GR De plus en plus, nous cherchons à contacter les jeunes avant leur départ. Nos agents vont maintenant dans les écoles secondaires pour rencontrer et recenser les jeunes qui s'apprêtent à partir. Ils leur offrent la possibilité de recevoir notre cyberbulletin en s'inscrivant à notre site www.accrodesregions.qc.ca. Ainsi, ils pourront recevoir par courriel chaque semaine un résumé des offres d'emploi, ainsi que des activités sociales, sportives et culturelles. De cette façon, on s'assure que les jeunes gardent contact avec leur région tout au long de leurs études. Les résultats sont excellents. Actuellement, on compte 18 000 jeunes qui sont pour la plupart établis en ville, mais qui se sont abonnés au cyberbulletin et ont donc manifesté leur intérêt à venir vivre en région.


QM Est-il vraiment nécessaire d'intervenir de la sorte auprès des jeunes?

GR Je crois que oui. Au cours des dernières années, plusieurs études ont attesté que 60 % des jeunes sont intéressés à vivre en région. Pour que cela se traduise dans les faits par des installations en région, il faut toutefois que des mesures « facilitantes » soient mises en place. Il n'y a aucun jeune qui, du jour au lendemain, va libérer son logement en ville, puis quitter son emploi pour tenter sa chance s'il n'y a rien qui l'attend en région. Ce qu'il faut, c'est d'offrir aux jeunes une occasion sans trop d'engagement, comme on le fait présentement avec nos séjours exploratoires.


QM Pouvez-vous nous donner des exemples concrets de réussite?

GR Je pourrais vous en citer plusieurs. L'an dernier, l'initiative Des Romains chez les Gaulois a permis à de jeunes urbains et de jeunes immigrants de vivre une immersion de six mois au Saguenay-Lac-Saint-Jean. Cela a très bien marché de sorte qu'aujourd'hui, des jeunes originaires de Montréal et du Maroc sont devenus des « bleuets d'adoption ».


QM Jusqu'à quel point l'exode des jeunes représente-t-il un enjeu préoccupant pour les régions du Québec?

GR C'est vraiment très préoccupant. Parmi les jeunes qui partent, c'est vrai qu'il y en a qui reviennent. Malheureusement, ils ne le font pas en nombre suffisant, ce qui a des impacts importants.

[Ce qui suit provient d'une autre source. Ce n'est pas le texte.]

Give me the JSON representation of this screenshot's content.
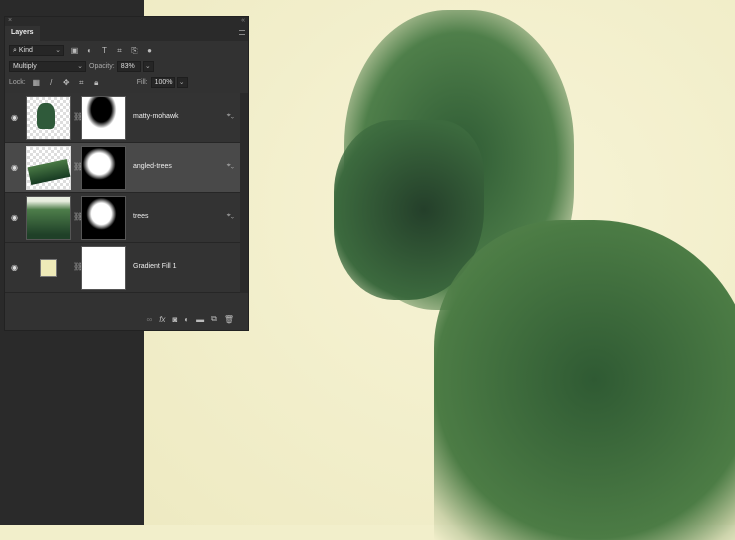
{
  "panel": {
    "close": "×",
    "collapse": "«",
    "tab": "Layers",
    "filter": {
      "label": "Kind",
      "icons": [
        "image-filter-icon",
        "adjustment-filter-icon",
        "type-filter-icon",
        "shape-filter-icon",
        "smart-object-filter-icon",
        "filter-toggle-icon"
      ]
    },
    "blend_mode": "Multiply",
    "opacity_label": "Opacity:",
    "opacity": "83%",
    "lock_label": "Lock:",
    "fill_label": "Fill:",
    "fill": "100%",
    "layers": [
      {
        "name": "matty-mohawk",
        "selected": false
      },
      {
        "name": "angled-trees",
        "selected": true
      },
      {
        "name": "trees",
        "selected": false
      },
      {
        "name": "Gradient Fill 1",
        "selected": false
      }
    ],
    "footer": [
      "link-icon",
      "fx-icon",
      "mask-icon",
      "adjustment-icon",
      "folder-icon",
      "new-layer-icon",
      "trash-icon"
    ]
  },
  "colors": {
    "canvas": "#f2efcb",
    "panel": "#323232",
    "selected": "#494949"
  }
}
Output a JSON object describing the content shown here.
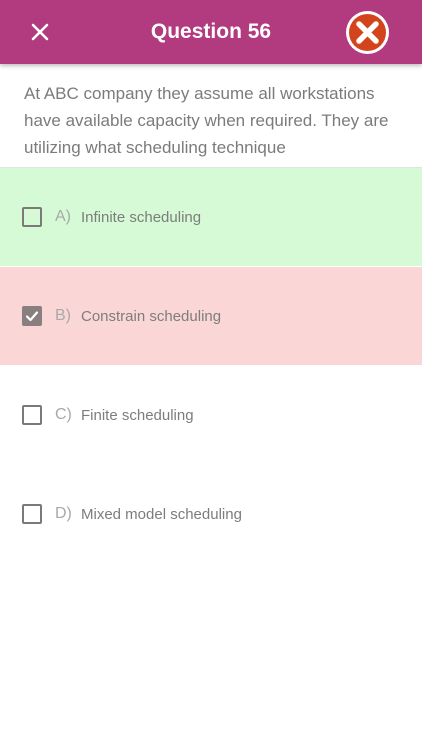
{
  "header": {
    "title": "Question 56",
    "bg_color": "#b23a7f",
    "close_icon": "close-icon",
    "status_icon": "wrong-answer-icon"
  },
  "question": {
    "text": "At ABC company they assume all workstations have available capacity when required. They are utilizing what scheduling technique"
  },
  "options": [
    {
      "letter": "A)",
      "text": "Infinite scheduling",
      "checked": false,
      "state": "correct",
      "bg": "#d5fad5"
    },
    {
      "letter": "B)",
      "text": "Constrain scheduling",
      "checked": true,
      "state": "wrong",
      "bg": "#fbd6d6"
    },
    {
      "letter": "C)",
      "text": "Finite scheduling",
      "checked": false,
      "state": "neutral",
      "bg": "#ffffff"
    },
    {
      "letter": "D)",
      "text": "Mixed model scheduling",
      "checked": false,
      "state": "neutral",
      "bg": "#ffffff"
    }
  ]
}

Actuellement, il y a même des entreprises qui remettent en question des agrandissements en région parce qu'elles n'arrivent pas à trouver les ressources dont elles ont besoin pour combler des emplois.


QM Pour une région, quelles sont les conséquences liées au fait de perdre ses jeunes?

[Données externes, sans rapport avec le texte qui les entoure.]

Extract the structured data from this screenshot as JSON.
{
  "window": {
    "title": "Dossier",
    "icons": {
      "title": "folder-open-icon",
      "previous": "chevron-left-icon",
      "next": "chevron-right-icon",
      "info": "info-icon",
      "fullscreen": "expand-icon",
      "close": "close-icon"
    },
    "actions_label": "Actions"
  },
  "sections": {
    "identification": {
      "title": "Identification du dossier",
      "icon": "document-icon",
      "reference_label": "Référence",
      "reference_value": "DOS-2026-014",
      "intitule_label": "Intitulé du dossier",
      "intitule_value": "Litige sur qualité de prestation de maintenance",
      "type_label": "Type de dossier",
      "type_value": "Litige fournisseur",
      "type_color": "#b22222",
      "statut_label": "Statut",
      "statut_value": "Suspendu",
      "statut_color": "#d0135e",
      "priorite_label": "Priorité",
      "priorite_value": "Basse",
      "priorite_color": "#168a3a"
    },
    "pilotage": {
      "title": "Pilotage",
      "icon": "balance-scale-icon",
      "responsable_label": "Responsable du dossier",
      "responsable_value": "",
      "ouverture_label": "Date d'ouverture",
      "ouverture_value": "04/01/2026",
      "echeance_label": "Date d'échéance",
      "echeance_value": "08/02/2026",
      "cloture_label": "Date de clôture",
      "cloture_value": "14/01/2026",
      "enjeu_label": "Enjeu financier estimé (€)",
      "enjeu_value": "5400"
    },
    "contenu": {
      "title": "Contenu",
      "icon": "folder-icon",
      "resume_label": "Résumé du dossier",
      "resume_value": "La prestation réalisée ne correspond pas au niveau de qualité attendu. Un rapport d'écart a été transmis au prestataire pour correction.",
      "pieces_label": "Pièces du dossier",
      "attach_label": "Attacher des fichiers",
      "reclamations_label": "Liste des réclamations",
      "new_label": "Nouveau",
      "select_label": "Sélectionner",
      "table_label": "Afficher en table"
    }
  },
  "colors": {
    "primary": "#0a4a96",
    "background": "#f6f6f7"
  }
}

GR J'aimerais que l'on puisse calculer ce que coûte socialement un départ, puis ce que vaut un retour. Je pense, par exemple, à des situations où la population ne justifie plus la desserte de certains services, comme un CLSC, une école ou encore la présence d'une institution financière. Il ne faut pas oublier que tout cela a un effet d'entraînement. Quand des jeunes s'installent en ville, il n'est pas rare de voir les parents les suivre peu de temps après.


QM La situation tend-t-elle à s'améliorer ou à se détériorer ces dernières années?

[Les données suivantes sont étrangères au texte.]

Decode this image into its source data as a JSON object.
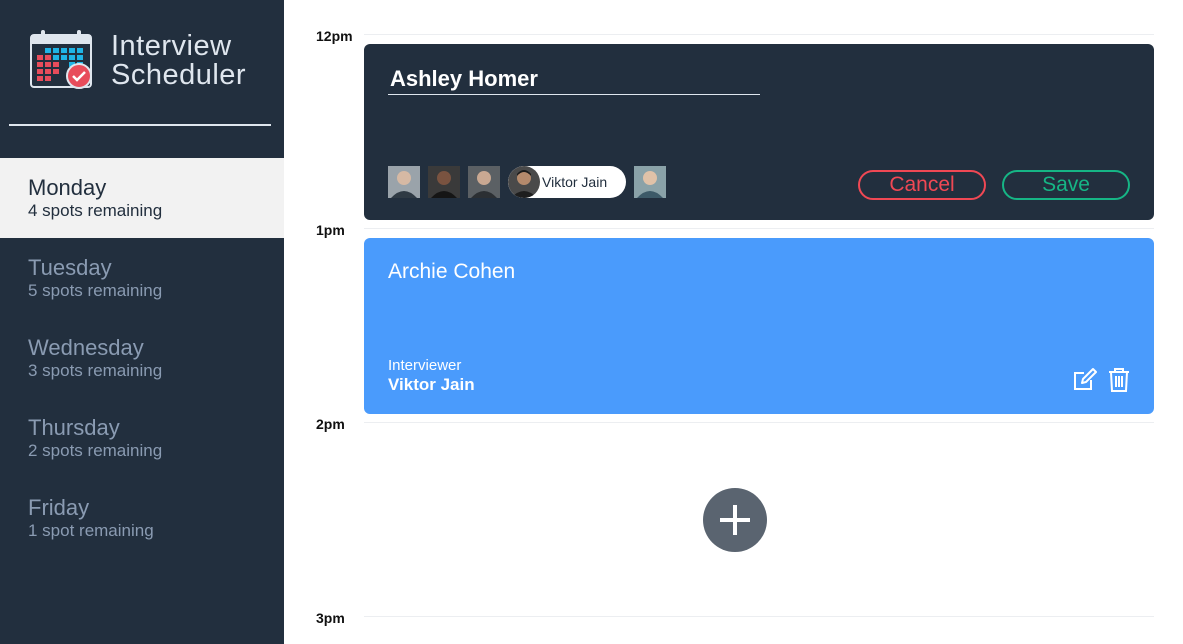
{
  "app": {
    "title_line1": "Interview",
    "title_line2": "Scheduler"
  },
  "sidebar": {
    "days": [
      {
        "name": "Monday",
        "spots": "4 spots remaining",
        "selected": true
      },
      {
        "name": "Tuesday",
        "spots": "5 spots remaining",
        "selected": false
      },
      {
        "name": "Wednesday",
        "spots": "3 spots remaining",
        "selected": false
      },
      {
        "name": "Thursday",
        "spots": "2 spots remaining",
        "selected": false
      },
      {
        "name": "Friday",
        "spots": "1 spot remaining",
        "selected": false
      }
    ]
  },
  "schedule": {
    "times": [
      "12pm",
      "1pm",
      "2pm",
      "3pm"
    ],
    "edit_form": {
      "student_value": "Ashley Homer",
      "interviewers": [
        {
          "name": "",
          "icon": "avatar-1"
        },
        {
          "name": "",
          "icon": "avatar-2"
        },
        {
          "name": "",
          "icon": "avatar-3"
        },
        {
          "name": "Viktor Jain",
          "icon": "avatar-4",
          "selected": true
        },
        {
          "name": "",
          "icon": "avatar-5"
        }
      ],
      "cancel_label": "Cancel",
      "save_label": "Save"
    },
    "appointment": {
      "student": "Archie Cohen",
      "interviewer_label": "Interviewer",
      "interviewer_name": "Viktor Jain"
    }
  },
  "colors": {
    "sidebar_bg": "#222f3e",
    "card_blue": "#4a9bfc",
    "cancel": "#f04854",
    "save": "#16b585"
  }
}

GR Les choses semblent s'améliorer depuis les quatre dernières années et j'aime croire que nos interventions y sont pour quelque chose. Je regarde, par exemple, la MRC de Rouyn-Noranda qui affiche maintenant un solde migratoire positif pour la tranche d'âge de 15 à 34 (gain de 0,38 % en 2004-2005). Ce résultat ne me surprend pas, car il s'agit d'un endroit où l'on retrouve une grande concertation entre les acteurs du milieu.


QM Quel rôle les élus municipaux peuvent-ils jouer pour aider à contrer l'exode des jeunes?

GR Le palier municipal est certainement le niveau de gouvernement le plus près des gens. En conséquence, c'est celui qui est le plus susceptible de constater les effets du départ des jeunes et les bénéfices liés à leur retour. Préparons leur simplement le terrain et ils prendront leur place! C'est important, car les élus sont certainement les mieux placés pour mobiliser leur population autour de projets visant le retour, l'établissement et le maintien des jeunes en région.